The flowchart of participants is presented in Figure 1. A total of 158 participants were screened, and 150 of them met the inclusion criteria and were randomized. In addition, 145 of them completed all aspects of the 4-month trial. We found no significant difference in age (56 vs. 51 years, P = 0.231), BMI (17.32 ± 7.92 kg/m² vs. 18.42 ± 6.23 kg/m², P = 0.732), eGFR (49.23 ± 2.93 mL/min/1.73 m² vs. 51.92 ± 5.62 mL/min/1.73 m², P = 0.334), serum 25(OH)D (12.92 nmol/L vs. 13.83 nmol/L, P = 0.573), and spine BMD (0.731 ± 0.113 g/cm² vs. 0.739 ± 0.098 g/cm², P = 0.553) between high- and standard-dose Vit D supplements. The other patients' baseline data are represented in Table 1.

TABLE 1

Table 1. Baseline demographic, health characteristic, and laboratory values CKD.

The primary analysis included 150 participants. We further analyzed the correlation between multiple baseline data. The results showed that the index of chronic kidney disease, such as renal global filtration rate and serum uric acid, was negatively correlated with 25(OH)D levels and BMD. Serum 25(OH)D and osteocalcin levels were positively correlated with spine BMD (Table 2).

TABLE 2

Table 2. Correlation analysis between kidney and bone metabolism measurements at the high or standard dose of Vit D.

Effect of vitamin D supplementation on kidney function

Both high and standard doses of vitamin D improved the serum 25(OH)D level in children, but there was no significant difference in 25(OH)D levels between the two groups. We first analyzed the improvement of the renal global filtration rate and the albuminuria/creatinine ratio of vitamin D supplementation over a 4-week high- and standard-dose treatment. The standard dose of vitamin D can improve serum uric acid levels, but high doses of vitamin D supplementation had no significant effect on serum uric acid. We further compared the effects of high doses and standard doses of vitamin D on kidney function. It was found that high doses of vitamin D were associated with the standard doses of hsCRP and creatinine levels (Table 3). In our study, we first analyzed the effect of high and standard doses of vitamin D on serum 15OHD. The results showed that both high- and normal-dose vitamin D supplementation significantly increased 25OHD levels after the 4-month trial, and the high-dose group showed a more significant increase.

TABLE 3

Table 3. Changes in biochemical parameters of the high dose and standard dose of vitamin D3.

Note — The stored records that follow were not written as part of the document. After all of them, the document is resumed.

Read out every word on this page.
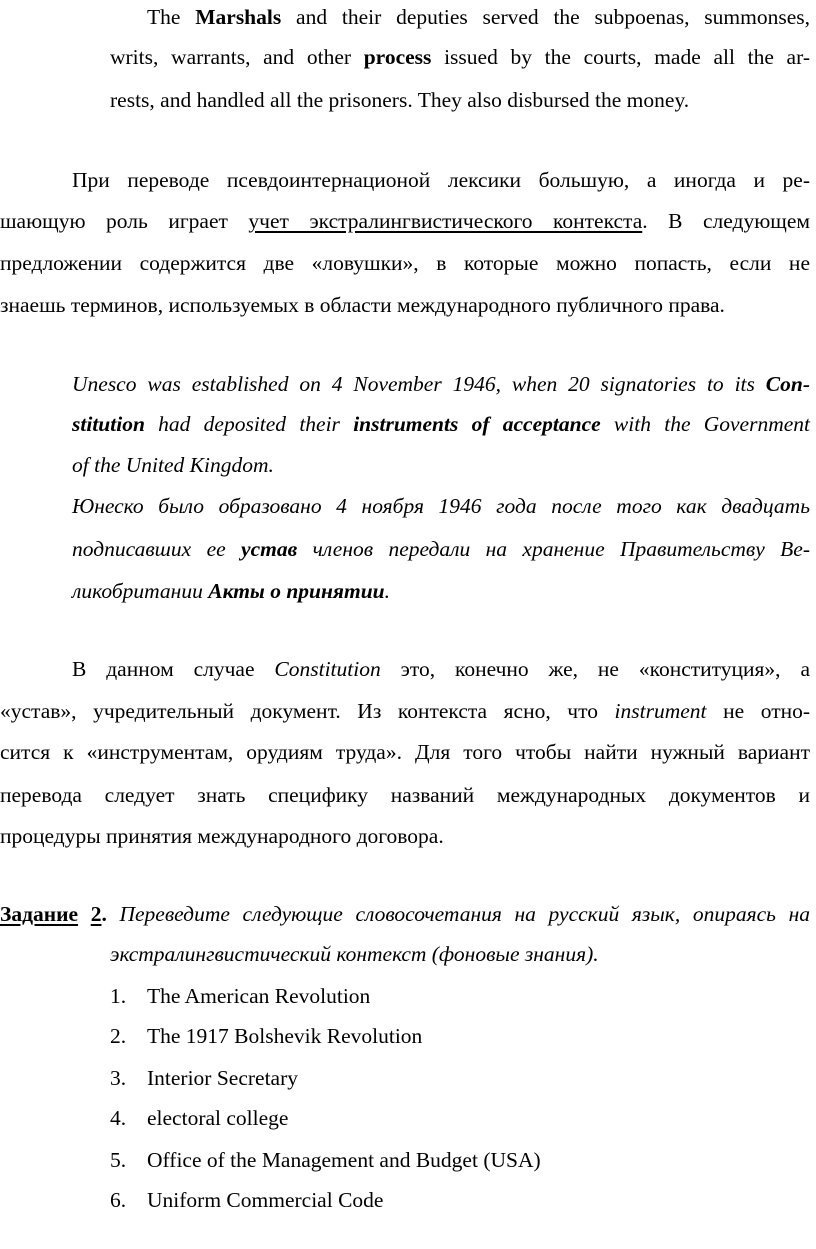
The Marshals and their deputies served the subpoenas, summonses,
writs, warrants, and other process issued by the courts, made all the ar-
rests, and handled all the prisoners. They also disbursed the money.
При переводе псевдоинтернационой лексики большую, а иногда и ре-
шающую роль играет учет экстралингвистического контекста. В следующем
предложении содержится две «ловушки», в которые можно попасть, если не
знаешь терминов, используемых в области международного публичного права.
Unesco was established on 4 November 1946, when 20 signatories to its Con-
stitution had deposited their instruments of acceptance with the Government
of the United Kingdom.
Юнеско было образовано 4 ноября 1946 года после того как двадцать
подписавших ее устав членов передали на хранение Правительству Ве-
ликобритании Акты о принятии.
В данном случае Constitution это, конечно же, не «конституция», а
«устав», учредительный документ. Из контекста ясно, что instrument не отно-
сится к «инструментам, орудиям труда». Для того чтобы найти нужный вариант
перевода следует знать специфику названий международных документов и
процедуры принятия международного договора.
Задание 2. Переведите следующие словосочетания на русский язык, опираясь на
экстралингвистический контекст (фоновые знания).
1. The American Revolution
2. The 1917 Bolshevik Revolution
3. Interior Secretary
4. electoral college
5. Office of the Management and Budget (USA)
6. Uniform Commercial Code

Effect of vitamin D supplementation on bone metabolism

Standard and high doses of vitamin D supplementation after 4 months will improve hypocalcemia, spinal bone density, and femur neck bone density. At the same time, high doses of vitamin D supplementation also improve alkaline phosphatase levels. When comparing the results of different doses of vitamin D supplementation, it was found that high-dose vitamin D supplementation did not improve bone density in the spine and femur neck relative to the standard dose of vitamin D but improved hypocalcemia and PINP levels (Table 4).

TABLE 4

Table 4. Predictors of final 25(OH)D levels and changes in serum concentrations of 25(OH)D during vitamin D supplementation; results of multiple linear regression analyses.

Discussion

Chronic kidney disease in children often leads to abnormal bone metabolism, which, in turn, affects the health of the bone system. Our study analyzed the effects of different doses of vitamin D on kidney function and bone metabolism in children with chronic kidney disease and found that vitamin D supplementation improved kidney and bone metabolism abnormalities. Furthermore, compared with the standard dose of vitamin D, the high dose of vitamin D supplementation showed improvement in kidney function and alkaline phosphatase levels, but no significantly difference in bone density was found.

Bone metabolism in children with chronic kidney disease is a triad of biochemical imbalances of calcium, phosphate, parathyroid hormone, vitamin D, bone abnormalities, and soft tissue calcification. Ewert et al. found that patients with nephropathic cystinosis had severe skeletal comorbidity associated with distinct CKD stage-dependent alterations of bone metabolism than CKD controls, suggesting impaired mineralization and increased bone resorption, which are only partially normalized after renal transplantation (19). Huang et al. investigated the higher prevalence of hip fracture, relative to that of the spine, among patients with CKD and generated meaningful insights to guide care, prevention, and treatment regimens for patients with CKD (12). Our analysis also found a significant correlation between kidney disease indicators and bone metabolism-related indicators.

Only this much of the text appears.